The University of Victoria wants to turn a downtown heritage building that once housed a brothel into condos and housing for graduate students.
The Duck’s Building, at 1316 Broad St., would be redeveloped as a five-storey building with 59 units of housing, where UVic graduate students would be given preference as tenants. On each side of the Duck’s Building would be two seven-storey buildings with a total of 104 condo units to be sold at market value.
UVic has entered a partnership with Chard Development. An application for rezoning the commercial building into residential was made last month and is under consideration at Victoria City Hall.
The Duck’s Building — dating to 1892 — along with several other downtown properties, came under UVic’s ownership in 2000 when local businessman Michael Williams died and left them to the university in his will.
Williams had been a longtime Victoria property developer and an early specialist in re-purposing heritage buildings, most notably Swan’s Hotel and Brew Pub — formerly a warehouse — which also passed to UVic.
Peter Kuran, president and CEO of UVic Properties, said the design of the new buildings will pay respect to the history and heritage of the Duck’s Building, keeping the front facade and exposing a rubble wall currently hidden by adjacent structures.
“It will still very much preserve that Old Town feel,” Kuran said.
He said the building proposal has gone through at least two city committees so far, including the Heritage Advisory Panel, and it’s hoped it can go before city council’s committee of the whole this summer.
Coun. Pam Madoff, a longtime supporter of heritage preservation, said she has not been impressed so far with proposals for the Duck’s Building.
“It looks to me like a facade enveloped by new construction,” Madoff said. “There’s nothing wrong with new construction, but what they are proposing is nothing very new or exciting for Old Town.”
She said that the approach of the designers seemed to indicate they regarded heritage as a nuisance to be managed instead of a reason why the properties should be re-purposed. At one point, in a committee meeting, it was referred to as “the Lame Duck Building.”
“This approach doesn’t make very much sense in terms of what Michael [Williams] stood for,” Madoff said. “You look at what he did in Old Town and it’s nothing like what they are proposing.”
She said she thought other councillors might be overly excited by the thought of attracting graduate students as a demographic to live downtown.
She noted, and Kuran agreed, that once graduate students have taken up tenancy, they can’t be evicted once they cease to be students.
Under provincial landlord and tenant rules, the only way they can be evicted is for failure to pay rent or for being bad tenants.

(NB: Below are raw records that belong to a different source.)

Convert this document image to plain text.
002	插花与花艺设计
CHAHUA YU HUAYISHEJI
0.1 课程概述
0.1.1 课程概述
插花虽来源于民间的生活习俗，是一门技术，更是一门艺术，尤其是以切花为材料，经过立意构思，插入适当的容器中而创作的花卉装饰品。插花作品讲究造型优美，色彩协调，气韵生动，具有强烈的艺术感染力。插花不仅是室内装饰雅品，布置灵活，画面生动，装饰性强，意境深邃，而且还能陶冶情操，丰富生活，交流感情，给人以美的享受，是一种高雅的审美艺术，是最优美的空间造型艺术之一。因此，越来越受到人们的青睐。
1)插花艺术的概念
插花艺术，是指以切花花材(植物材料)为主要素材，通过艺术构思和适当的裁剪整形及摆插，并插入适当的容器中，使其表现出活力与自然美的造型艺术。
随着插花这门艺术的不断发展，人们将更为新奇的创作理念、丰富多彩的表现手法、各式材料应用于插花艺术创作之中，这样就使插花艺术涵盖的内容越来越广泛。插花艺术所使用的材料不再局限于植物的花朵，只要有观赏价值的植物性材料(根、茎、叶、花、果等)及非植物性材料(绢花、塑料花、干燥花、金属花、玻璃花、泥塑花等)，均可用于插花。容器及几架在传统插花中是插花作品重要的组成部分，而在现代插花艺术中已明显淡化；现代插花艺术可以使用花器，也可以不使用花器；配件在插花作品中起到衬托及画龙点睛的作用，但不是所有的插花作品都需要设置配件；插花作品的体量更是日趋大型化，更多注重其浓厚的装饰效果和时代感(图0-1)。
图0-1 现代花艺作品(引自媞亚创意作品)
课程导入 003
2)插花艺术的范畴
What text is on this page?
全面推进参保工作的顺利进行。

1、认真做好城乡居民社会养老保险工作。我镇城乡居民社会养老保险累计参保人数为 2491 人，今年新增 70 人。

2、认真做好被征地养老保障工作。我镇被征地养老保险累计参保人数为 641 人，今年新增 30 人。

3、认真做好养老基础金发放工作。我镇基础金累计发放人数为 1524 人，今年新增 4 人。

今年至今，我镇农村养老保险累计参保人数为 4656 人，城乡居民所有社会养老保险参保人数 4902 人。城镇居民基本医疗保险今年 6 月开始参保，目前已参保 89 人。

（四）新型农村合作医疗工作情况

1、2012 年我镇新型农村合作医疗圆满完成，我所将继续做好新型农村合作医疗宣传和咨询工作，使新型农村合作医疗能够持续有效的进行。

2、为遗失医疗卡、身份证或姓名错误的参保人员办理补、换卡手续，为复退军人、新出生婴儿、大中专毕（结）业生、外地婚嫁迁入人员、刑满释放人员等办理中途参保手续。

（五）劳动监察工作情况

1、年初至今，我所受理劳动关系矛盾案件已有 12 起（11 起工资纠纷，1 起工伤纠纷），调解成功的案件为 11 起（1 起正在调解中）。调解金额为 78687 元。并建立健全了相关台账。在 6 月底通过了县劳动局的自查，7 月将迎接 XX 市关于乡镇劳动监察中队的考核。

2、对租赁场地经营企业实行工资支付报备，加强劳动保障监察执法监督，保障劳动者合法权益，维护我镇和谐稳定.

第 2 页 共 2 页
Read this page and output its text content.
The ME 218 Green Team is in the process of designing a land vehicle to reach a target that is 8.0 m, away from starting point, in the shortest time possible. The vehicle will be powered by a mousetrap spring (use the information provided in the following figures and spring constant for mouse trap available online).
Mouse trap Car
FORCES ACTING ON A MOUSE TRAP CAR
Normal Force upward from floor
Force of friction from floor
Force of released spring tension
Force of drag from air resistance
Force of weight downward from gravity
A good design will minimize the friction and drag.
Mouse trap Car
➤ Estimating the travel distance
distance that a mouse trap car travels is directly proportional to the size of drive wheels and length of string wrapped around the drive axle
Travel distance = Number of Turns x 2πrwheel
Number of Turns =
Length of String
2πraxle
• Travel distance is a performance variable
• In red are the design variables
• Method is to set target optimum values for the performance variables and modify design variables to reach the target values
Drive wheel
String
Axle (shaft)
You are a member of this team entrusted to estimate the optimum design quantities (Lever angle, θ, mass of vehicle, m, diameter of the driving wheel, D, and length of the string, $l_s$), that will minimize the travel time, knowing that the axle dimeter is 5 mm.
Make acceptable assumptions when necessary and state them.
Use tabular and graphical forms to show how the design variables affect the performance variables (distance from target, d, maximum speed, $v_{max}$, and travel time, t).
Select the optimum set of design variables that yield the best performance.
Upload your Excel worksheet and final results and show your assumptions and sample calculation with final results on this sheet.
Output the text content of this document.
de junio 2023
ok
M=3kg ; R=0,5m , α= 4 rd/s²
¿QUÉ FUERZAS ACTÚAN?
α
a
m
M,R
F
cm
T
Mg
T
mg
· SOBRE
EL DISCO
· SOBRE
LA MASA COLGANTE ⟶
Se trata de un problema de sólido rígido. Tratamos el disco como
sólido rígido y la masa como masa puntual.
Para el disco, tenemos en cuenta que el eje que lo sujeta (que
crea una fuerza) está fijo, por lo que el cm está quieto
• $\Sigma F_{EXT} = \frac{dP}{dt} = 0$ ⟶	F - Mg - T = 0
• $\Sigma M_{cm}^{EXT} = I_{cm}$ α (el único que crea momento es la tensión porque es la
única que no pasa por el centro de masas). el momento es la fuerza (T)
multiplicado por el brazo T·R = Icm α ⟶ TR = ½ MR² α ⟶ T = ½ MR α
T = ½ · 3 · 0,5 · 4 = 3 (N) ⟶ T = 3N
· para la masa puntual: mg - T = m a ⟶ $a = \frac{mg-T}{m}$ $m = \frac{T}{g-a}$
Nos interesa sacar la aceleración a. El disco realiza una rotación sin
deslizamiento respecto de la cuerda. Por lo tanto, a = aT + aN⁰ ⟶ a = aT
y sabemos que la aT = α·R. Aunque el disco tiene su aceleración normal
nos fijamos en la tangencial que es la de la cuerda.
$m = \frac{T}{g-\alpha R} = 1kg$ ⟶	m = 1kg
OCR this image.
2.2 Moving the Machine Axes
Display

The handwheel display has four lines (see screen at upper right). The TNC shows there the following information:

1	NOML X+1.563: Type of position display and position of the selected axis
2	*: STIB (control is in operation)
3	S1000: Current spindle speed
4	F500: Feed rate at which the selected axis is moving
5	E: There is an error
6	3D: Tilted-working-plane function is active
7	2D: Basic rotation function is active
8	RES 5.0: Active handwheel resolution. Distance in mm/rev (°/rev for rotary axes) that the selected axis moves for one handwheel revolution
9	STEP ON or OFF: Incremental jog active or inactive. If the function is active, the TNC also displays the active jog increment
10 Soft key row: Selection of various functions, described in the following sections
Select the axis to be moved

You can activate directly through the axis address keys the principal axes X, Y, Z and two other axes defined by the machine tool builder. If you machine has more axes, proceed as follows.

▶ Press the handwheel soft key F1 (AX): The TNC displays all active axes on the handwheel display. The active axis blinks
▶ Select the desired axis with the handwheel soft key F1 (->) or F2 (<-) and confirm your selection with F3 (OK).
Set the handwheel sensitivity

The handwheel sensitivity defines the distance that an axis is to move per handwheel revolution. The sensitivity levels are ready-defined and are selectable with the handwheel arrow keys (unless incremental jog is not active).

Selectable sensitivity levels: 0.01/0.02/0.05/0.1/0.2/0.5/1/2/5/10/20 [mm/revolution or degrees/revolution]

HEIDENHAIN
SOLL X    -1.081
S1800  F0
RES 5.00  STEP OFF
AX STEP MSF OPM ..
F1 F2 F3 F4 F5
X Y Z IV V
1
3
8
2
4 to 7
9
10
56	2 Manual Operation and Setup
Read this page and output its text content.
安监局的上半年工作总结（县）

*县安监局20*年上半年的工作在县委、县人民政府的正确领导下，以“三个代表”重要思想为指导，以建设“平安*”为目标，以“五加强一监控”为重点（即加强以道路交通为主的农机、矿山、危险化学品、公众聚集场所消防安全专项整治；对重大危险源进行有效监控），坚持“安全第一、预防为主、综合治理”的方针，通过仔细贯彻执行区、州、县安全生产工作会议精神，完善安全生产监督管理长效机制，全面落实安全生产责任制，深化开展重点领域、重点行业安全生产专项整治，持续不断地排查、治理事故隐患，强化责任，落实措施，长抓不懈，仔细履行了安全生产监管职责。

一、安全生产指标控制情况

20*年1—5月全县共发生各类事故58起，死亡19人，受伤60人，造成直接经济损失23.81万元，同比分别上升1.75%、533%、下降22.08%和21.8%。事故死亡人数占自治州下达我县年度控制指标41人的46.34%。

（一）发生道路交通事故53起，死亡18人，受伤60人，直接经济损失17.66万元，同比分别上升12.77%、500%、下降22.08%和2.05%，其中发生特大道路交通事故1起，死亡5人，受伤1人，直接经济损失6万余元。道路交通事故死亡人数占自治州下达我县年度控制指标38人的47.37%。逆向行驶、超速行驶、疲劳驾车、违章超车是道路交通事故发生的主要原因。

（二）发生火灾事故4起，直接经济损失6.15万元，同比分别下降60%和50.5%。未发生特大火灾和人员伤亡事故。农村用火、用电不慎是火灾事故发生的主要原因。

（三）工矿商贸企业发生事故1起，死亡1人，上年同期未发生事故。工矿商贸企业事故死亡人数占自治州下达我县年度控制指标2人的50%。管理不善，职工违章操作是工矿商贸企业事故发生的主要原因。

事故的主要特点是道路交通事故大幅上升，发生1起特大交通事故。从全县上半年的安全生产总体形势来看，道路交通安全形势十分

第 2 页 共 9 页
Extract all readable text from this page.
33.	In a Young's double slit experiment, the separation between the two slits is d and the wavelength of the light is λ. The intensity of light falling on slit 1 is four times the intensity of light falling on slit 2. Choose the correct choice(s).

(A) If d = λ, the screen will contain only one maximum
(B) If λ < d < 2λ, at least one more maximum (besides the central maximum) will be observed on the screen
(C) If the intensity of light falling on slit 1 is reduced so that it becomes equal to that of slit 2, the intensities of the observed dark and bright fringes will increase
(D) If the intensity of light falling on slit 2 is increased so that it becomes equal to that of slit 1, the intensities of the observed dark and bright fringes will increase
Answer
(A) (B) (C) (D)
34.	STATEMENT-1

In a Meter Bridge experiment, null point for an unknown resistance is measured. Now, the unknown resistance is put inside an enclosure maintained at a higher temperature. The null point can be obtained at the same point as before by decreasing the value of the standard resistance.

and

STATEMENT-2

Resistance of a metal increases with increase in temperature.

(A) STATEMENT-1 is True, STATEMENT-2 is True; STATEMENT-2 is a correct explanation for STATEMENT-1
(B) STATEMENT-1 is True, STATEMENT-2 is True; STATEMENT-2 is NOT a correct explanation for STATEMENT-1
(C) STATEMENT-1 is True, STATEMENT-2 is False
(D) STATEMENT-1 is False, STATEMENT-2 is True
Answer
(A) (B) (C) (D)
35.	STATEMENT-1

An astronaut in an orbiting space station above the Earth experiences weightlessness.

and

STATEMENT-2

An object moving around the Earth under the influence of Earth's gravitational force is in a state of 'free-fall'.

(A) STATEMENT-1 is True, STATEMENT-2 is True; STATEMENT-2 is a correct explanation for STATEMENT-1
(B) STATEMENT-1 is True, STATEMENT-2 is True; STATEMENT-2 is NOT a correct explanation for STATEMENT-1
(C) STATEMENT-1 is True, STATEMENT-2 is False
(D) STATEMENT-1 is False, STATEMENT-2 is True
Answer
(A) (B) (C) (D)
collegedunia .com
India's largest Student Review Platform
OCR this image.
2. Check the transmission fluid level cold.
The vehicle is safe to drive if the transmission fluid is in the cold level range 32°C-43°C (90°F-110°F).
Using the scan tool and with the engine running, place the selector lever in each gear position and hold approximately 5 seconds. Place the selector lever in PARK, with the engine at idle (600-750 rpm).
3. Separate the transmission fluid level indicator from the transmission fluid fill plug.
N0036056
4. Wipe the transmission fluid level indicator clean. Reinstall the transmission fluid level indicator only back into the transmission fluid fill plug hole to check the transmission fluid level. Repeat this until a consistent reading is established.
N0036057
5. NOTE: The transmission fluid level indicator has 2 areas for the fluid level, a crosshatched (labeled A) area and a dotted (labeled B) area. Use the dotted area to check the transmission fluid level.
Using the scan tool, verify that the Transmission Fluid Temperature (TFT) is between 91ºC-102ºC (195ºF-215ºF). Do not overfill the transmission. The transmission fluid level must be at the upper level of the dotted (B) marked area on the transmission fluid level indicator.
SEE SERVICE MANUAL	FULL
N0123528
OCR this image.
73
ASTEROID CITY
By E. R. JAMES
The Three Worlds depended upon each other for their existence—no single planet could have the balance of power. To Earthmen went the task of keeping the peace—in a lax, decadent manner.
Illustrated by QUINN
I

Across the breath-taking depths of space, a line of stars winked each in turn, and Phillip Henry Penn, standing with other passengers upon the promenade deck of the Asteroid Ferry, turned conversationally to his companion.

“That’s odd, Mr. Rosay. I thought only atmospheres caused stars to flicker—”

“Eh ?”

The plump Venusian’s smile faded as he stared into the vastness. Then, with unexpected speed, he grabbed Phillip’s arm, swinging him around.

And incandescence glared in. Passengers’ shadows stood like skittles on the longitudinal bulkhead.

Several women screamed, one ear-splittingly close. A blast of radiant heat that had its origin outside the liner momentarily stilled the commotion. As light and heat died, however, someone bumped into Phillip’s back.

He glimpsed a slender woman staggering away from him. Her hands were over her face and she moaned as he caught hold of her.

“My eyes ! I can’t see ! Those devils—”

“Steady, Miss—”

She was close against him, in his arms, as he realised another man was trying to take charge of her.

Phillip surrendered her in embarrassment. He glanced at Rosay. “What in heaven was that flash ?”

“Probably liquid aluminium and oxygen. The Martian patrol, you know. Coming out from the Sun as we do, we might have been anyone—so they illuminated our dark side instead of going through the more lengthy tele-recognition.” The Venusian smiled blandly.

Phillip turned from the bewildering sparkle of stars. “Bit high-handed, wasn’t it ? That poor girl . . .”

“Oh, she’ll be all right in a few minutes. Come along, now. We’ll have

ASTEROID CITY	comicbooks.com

So the units might end up occupied by people who have no connection to the university.
“It’s all been a bit misleading since it’s been presented on the notion of bringing UVic students downtown and building on the city’s desire to have a UVic presence downtown,” Madoff said.
“What we are really getting is market condos and one building that may or may not have some connection to students,” she said.
The Duck’s Building was originally built by Simeon Duck, an entrepreneur and provincial politician.
Victoria historian Patrick Dunae said the Duck’s Building once housed a brothel on its top two floors, from 1899 to 1907. The brothel was run for a time by Stella Carroll, who was the subject of Stella: Unrepentant Madam, by author Linda Eversole.